Though known more as biologist, Bose's contributions to Physics too are valued highly even today. He continued his research on a variety of topics like animals, metals and plants. He made several instruments including the one to record the growth rate and another one to record the responses of plants. He proved that in plants there is respiration without gills or lungs, digestion without stomach and movement without muscle, so there is excitation without a highly developed nervous system. He showed for the first time that such stimulations were always accompanied by the generation of an electric current, as in animals. There was also a change in electrical conductivity and a mechanical response, detected by his magnifying device called the Optic Lever. Thus he gave a place of honour for the plants.
The greatest dream of this great scientist was to set up a scientific institute similar to the Royal Institution of London. The necessary funds came from various sources and there were donations.

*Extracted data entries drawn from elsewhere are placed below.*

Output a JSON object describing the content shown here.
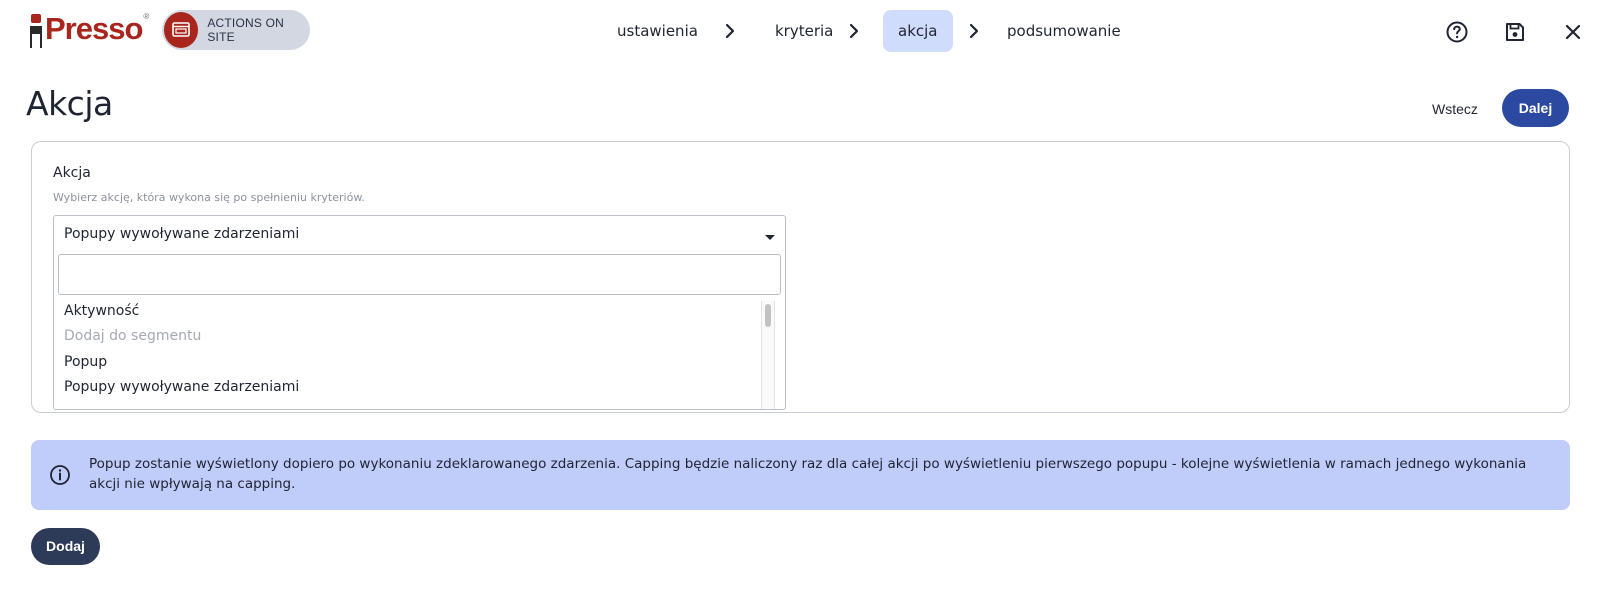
{
  "brand": {
    "logo_text": "Presso",
    "registered_mark": "®",
    "product_label": "ACTIONS ON SITE",
    "brand_color": "#a8261d"
  },
  "steps": [
    {
      "label": "ustawienia",
      "active": false
    },
    {
      "label": "kryteria",
      "active": false
    },
    {
      "label": "akcja",
      "active": true
    },
    {
      "label": "podsumowanie",
      "active": false
    }
  ],
  "toolbar": {
    "help_icon": "help-circle-icon",
    "save_icon": "save-icon",
    "close_icon": "close-icon"
  },
  "header": {
    "title": "Akcja",
    "back_label": "Wstecz",
    "next_label": "Dalej"
  },
  "form": {
    "label": "Akcja",
    "help": "Wybierz akcję, która wykona się po spełnieniu kryteriów.",
    "selected_value": "Popupy wywoływane zdarzeniami",
    "search_value": "",
    "options": [
      {
        "label": "Aktywność",
        "disabled": false
      },
      {
        "label": "Dodaj do segmentu",
        "disabled": true
      },
      {
        "label": "Popup",
        "disabled": false
      },
      {
        "label": "Popupy wywoływane zdarzeniami",
        "disabled": false
      }
    ]
  },
  "info": {
    "text": "Popup zostanie wyświetlony dopiero po wykonaniu zdeklarowanego zdarzenia. Capping będzie naliczony raz dla całej akcji po wyświetleniu pierwszego popupu - kolejne wyświetlenia w ramach jednego wykonania akcji nie wpływają na capping."
  },
  "actions": {
    "add_label": "Dodaj"
  },
  "colors": {
    "primary": "#2b49a0",
    "active_step_bg": "#cfdcfb",
    "info_bg": "#c0ccfa",
    "secondary_button": "#2d3b58"
  }
}
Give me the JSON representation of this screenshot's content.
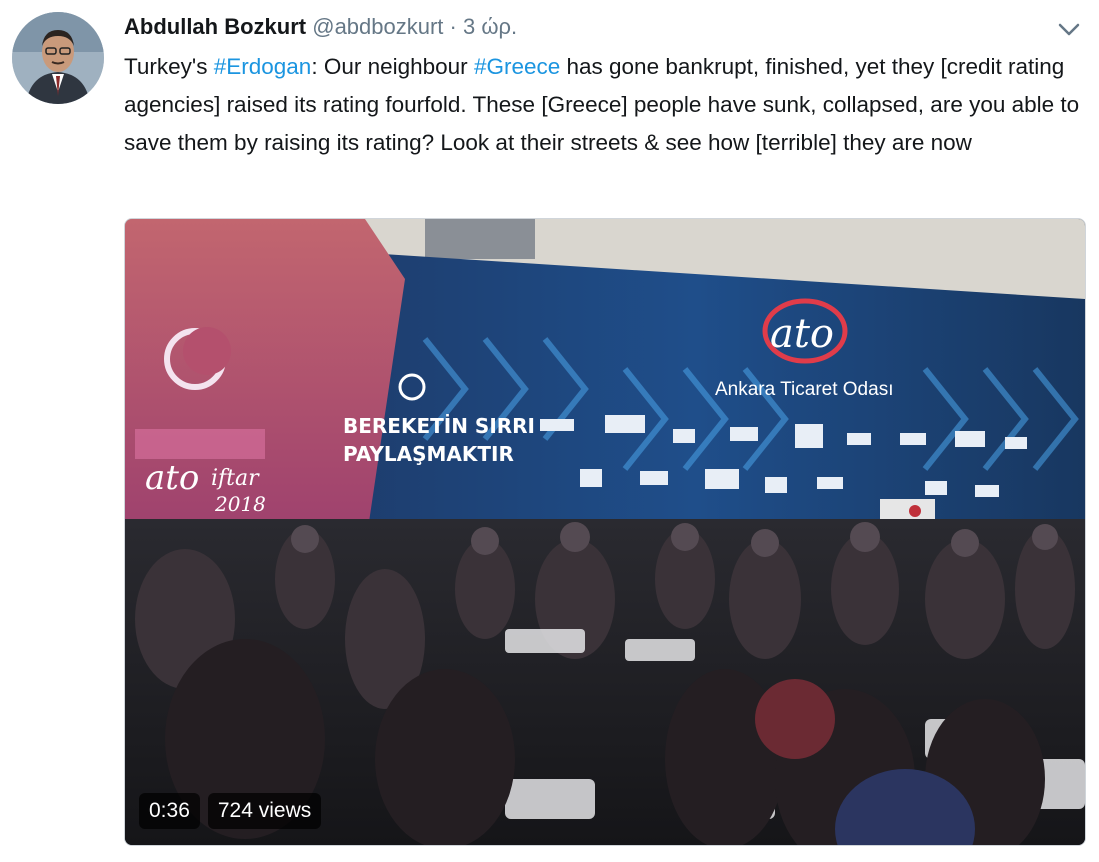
{
  "tweet": {
    "author_name": "Abdullah Bozkurt",
    "handle": "@abdbozkurt",
    "separator": "·",
    "time": "3 ώρ.",
    "text_parts": [
      {
        "t": "Turkey's ",
        "tag": false
      },
      {
        "t": "#Erdogan",
        "tag": true
      },
      {
        "t": ": Our neighbour ",
        "tag": false
      },
      {
        "t": "#Greece",
        "tag": true
      },
      {
        "t": " has gone bankrupt, finished, yet they [credit rating agencies] raised its rating fourfold. These [Greece] people have sunk, collapsed, are you able to save them by raising its rating? Look at their streets & see how [terrible] they are now",
        "tag": false
      }
    ]
  },
  "video": {
    "duration": "0:36",
    "views": "724 views",
    "scene_text": {
      "logo": "ato",
      "org": "Ankara Ticaret Odası",
      "banner_line1": "BEREKETİN SIRRI",
      "banner_line2": "PAYLAŞMAKTIR",
      "side_logo": "ato",
      "side_event": "iftar",
      "side_year": "2018"
    }
  },
  "colors": {
    "hashtag": "#1b95e0",
    "muted": "#657786",
    "text": "#14171a"
  },
  "icons": {
    "caret": "chevron-down-icon"
  }
}
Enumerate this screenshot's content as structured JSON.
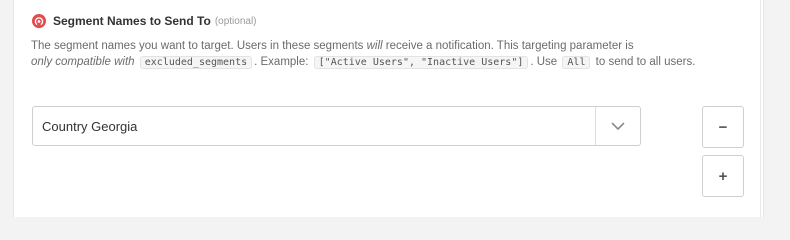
{
  "field": {
    "label": "Segment Names to Send To",
    "optional": "(optional)",
    "icon": "onesignal-app-icon",
    "accent_color": "#e54b4d"
  },
  "description": {
    "part1": "The segment names you want to target. Users in these segments ",
    "will": "will",
    "part2": " receive a notification. This targeting parameter is ",
    "only_compatible": "only compatible with",
    "code_excluded": "excluded_segments",
    "part3": ". Example: ",
    "code_example": "[\"Active Users\", \"Inactive Users\"]",
    "part4": ". Use ",
    "code_all": "All",
    "part5": " to send to all users."
  },
  "select": {
    "value": "Country Georgia",
    "icon": "chevron-down-icon"
  },
  "buttons": {
    "remove_label": "−",
    "add_label": "+"
  }
}
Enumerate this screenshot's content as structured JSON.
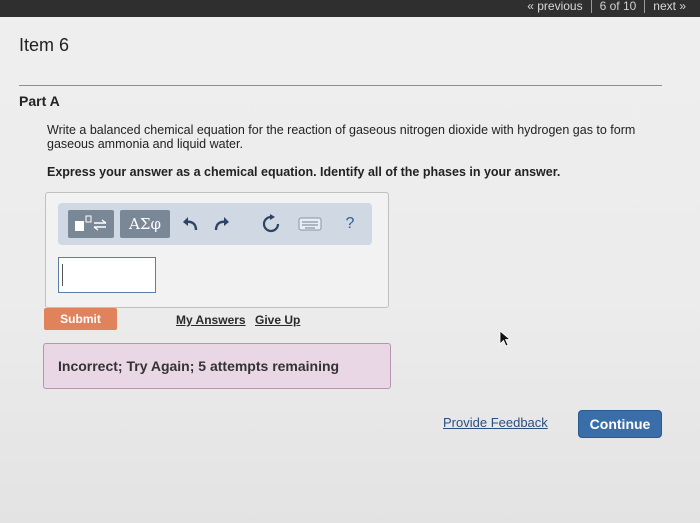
{
  "pager": {
    "previous_label": "« previous",
    "page_count": "6 of 10",
    "next_label": "next »"
  },
  "item": {
    "title": "Item 6"
  },
  "part": {
    "title": "Part A",
    "question": "Write a balanced chemical equation for the reaction of gaseous nitrogen dioxide with hydrogen gas to form gaseous ammonia and liquid water.",
    "instruction": "Express your answer as a chemical equation. Identify all of the phases in your answer."
  },
  "toolbar": {
    "symbols_label": "ΑΣφ",
    "help_label": "?",
    "icons": [
      "templates-icon",
      "undo-icon",
      "redo-icon",
      "reset-icon",
      "keyboard-icon",
      "help-icon"
    ]
  },
  "answer": {
    "value": ""
  },
  "actions": {
    "submit_label": "Submit",
    "my_answers_label": "My Answers",
    "give_up_label": "Give Up"
  },
  "feedback": {
    "message": "Incorrect; Try Again; 5 attempts remaining"
  },
  "footer": {
    "provide_feedback_label": "Provide Feedback",
    "continue_label": "Continue"
  },
  "colors": {
    "submit": "#e0835d",
    "continue": "#3a6ea8",
    "feedback_bg": "#ead7e6",
    "toolbar_bg": "#cfd8e3"
  }
}
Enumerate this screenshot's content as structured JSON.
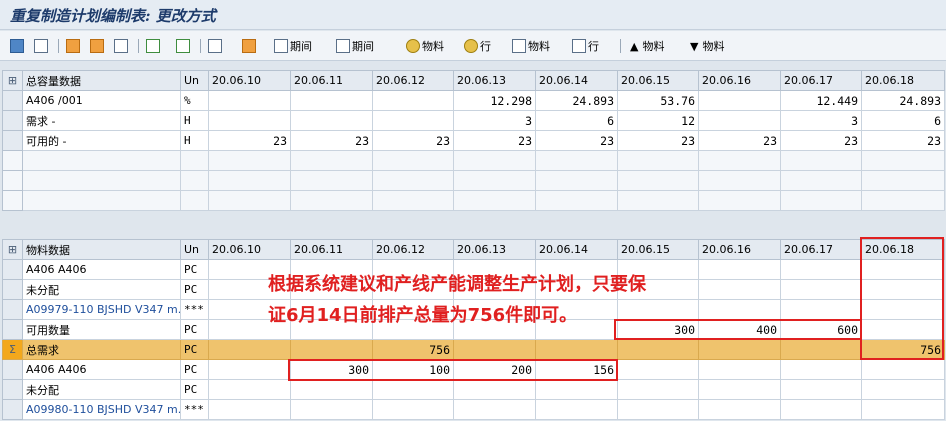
{
  "window": {
    "title": "重复制造计划编制表: 更改方式"
  },
  "toolbar": {
    "btn_period1": "期间",
    "btn_period2": "期间",
    "btn_material1": "物料",
    "btn_row1": "行",
    "btn_material2": "物料",
    "btn_row2": "行",
    "btn_material_up": "物料",
    "btn_material_down": "物料",
    "arrow_up": "▲",
    "arrow_down": "▼"
  },
  "capacity": {
    "header": {
      "name": "总容量数据",
      "unit": "Un",
      "dates": [
        "20.06.10",
        "20.06.11",
        "20.06.12",
        "20.06.13",
        "20.06.14",
        "20.06.15",
        "20.06.16",
        "20.06.17",
        "20.06.18"
      ]
    },
    "rows": [
      {
        "name": "A406 /001",
        "unit": "%",
        "values": [
          "",
          "",
          "",
          "12.298",
          "24.893",
          "53.76",
          "",
          "12.449",
          "24.893"
        ]
      },
      {
        "name": "需求     -",
        "unit": "H",
        "values": [
          "",
          "",
          "",
          "3",
          "6",
          "12",
          "",
          "3",
          "6"
        ]
      },
      {
        "name": "可用的   -",
        "unit": "H",
        "values": [
          "23",
          "23",
          "23",
          "23",
          "23",
          "23",
          "23",
          "23",
          "23"
        ]
      }
    ]
  },
  "material": {
    "header": {
      "name": "物料数据",
      "unit": "Un",
      "dates": [
        "20.06.10",
        "20.06.11",
        "20.06.12",
        "20.06.13",
        "20.06.14",
        "20.06.15",
        "20.06.16",
        "20.06.17",
        "20.06.18"
      ]
    },
    "rows": [
      {
        "name": "A406 A406",
        "unit": "PC",
        "values": [
          "",
          "",
          "",
          "",
          "",
          "",
          "",
          "",
          ""
        ],
        "blue": false
      },
      {
        "name": "未分配",
        "unit": "PC",
        "values": [
          "",
          "",
          "",
          "",
          "",
          "",
          "",
          "",
          ""
        ],
        "blue": false
      },
      {
        "name": "A09979-110 BJSHD V347 m...",
        "unit": "***",
        "values": [
          "",
          "",
          "",
          "",
          "",
          "",
          "",
          "",
          ""
        ],
        "blue": true
      },
      {
        "name": "可用数量",
        "unit": "PC",
        "values": [
          "",
          "",
          "",
          "",
          "",
          "300",
          "400",
          "600",
          ""
        ],
        "blue": false
      },
      {
        "name": "总需求",
        "unit": "PC",
        "values": [
          "",
          "",
          "756",
          "",
          "",
          "",
          "",
          "",
          "756"
        ],
        "blue": false,
        "sum": true
      },
      {
        "name": "A406 A406",
        "unit": "PC",
        "values": [
          "",
          "300",
          "100",
          "200",
          "156",
          "",
          "",
          "",
          ""
        ],
        "blue": false
      },
      {
        "name": "未分配",
        "unit": "PC",
        "values": [
          "",
          "",
          "",
          "",
          "",
          "",
          "",
          "",
          ""
        ],
        "blue": false
      },
      {
        "name": "A09980-110 BJSHD V347 m...",
        "unit": "***",
        "values": [
          "",
          "",
          "",
          "",
          "",
          "",
          "",
          "",
          ""
        ],
        "blue": true
      }
    ]
  },
  "annotation": {
    "line1": "根据系统建议和产线产能调整生产计划，只要保",
    "line2": "证6月14日前排产总量为756件即可。"
  },
  "colors": {
    "annot_red": "#e02020",
    "sum_row": "#efc36d",
    "header_bg": "#e4eaf1"
  }
}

He raised funds by travelling all over and demonstrating his discoveries and inventions. The government of India too helped him, and on his 59th birthday the Bose Institute was formally inaugurated.
He died in 1937. His important works included the following: Comparative electro-physiology, Response to the living and non-living, Plant response, Life movements of plants, Nervous mechanism of plants, Motor mechanism of plants, Plants autographs and their elevations, Growth and movements in plants, and Avyakta, a compilation of articles in Bengali.